Mastitis is often the number one disease that dairy herds face. Roberts says there are several management practices dairy farmers can utilize to prevent mastitis.
“One of the primary things is making sure that that cow is in a clean, dry environment. We also want to focus on the milking procedure, making sure that we have good functioning equipment, the teats are cleaned and dry prior to milking, the individuals that are doing the milking are wearing gloves and disinfecting their hands between cows. After milking is done, it's also important to make sure that a germicidal teat dip is applied to those cows. It's also important to look at the dry cow therapy program, and then incorporating a vaccine protocol that includes a vaccination against coliform mastitis.”
Even with the best management practices in place, mastitis infections can still occur. For treatment of mastitis, Roberts offers these tips.
“In the case of severe mastitis, those cows do need to be treated immediately with supportive care or other treatments as indicated by the herd veterinarian. But for the mild and moderate cases, culturing can help identify the cases that don't need antibiotics. A typical distribution of those results is that about a third of them will be no growth, meaning that the cows already cleared that infection. The other two thirds fall into gram positive and gram negative.

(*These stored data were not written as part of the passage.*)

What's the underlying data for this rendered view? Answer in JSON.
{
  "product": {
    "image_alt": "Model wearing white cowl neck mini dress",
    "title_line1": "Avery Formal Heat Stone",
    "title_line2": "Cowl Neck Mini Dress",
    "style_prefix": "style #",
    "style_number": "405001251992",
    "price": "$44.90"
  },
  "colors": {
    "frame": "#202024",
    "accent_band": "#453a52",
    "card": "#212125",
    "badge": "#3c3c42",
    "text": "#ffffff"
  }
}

Most cows are going to clear infections with gram negative bacteria on their own, and gram-positive infections are those that are going to respond the best to antibiotic therapy and result in improved outcomes if we do treat those cows with antibiotics.”
She added its important to have a discussion with your veterinarian to develop plans to reduce antibiotics use.
“A veterinarian can help by developing protocols for prevention and treatment of common diseases, including mastitis, they can help the farm with implementing an effective dry cow management program. If the farm is choosing to try on-farm culturing as a way to reduce their antibiotic use, the veterinarian can help set up an on-farm culture system and help with interpreting those culture results. And then finally, the veterinarian can answer any specific questions related to judicious antibiotic use for your dairy herd as well.”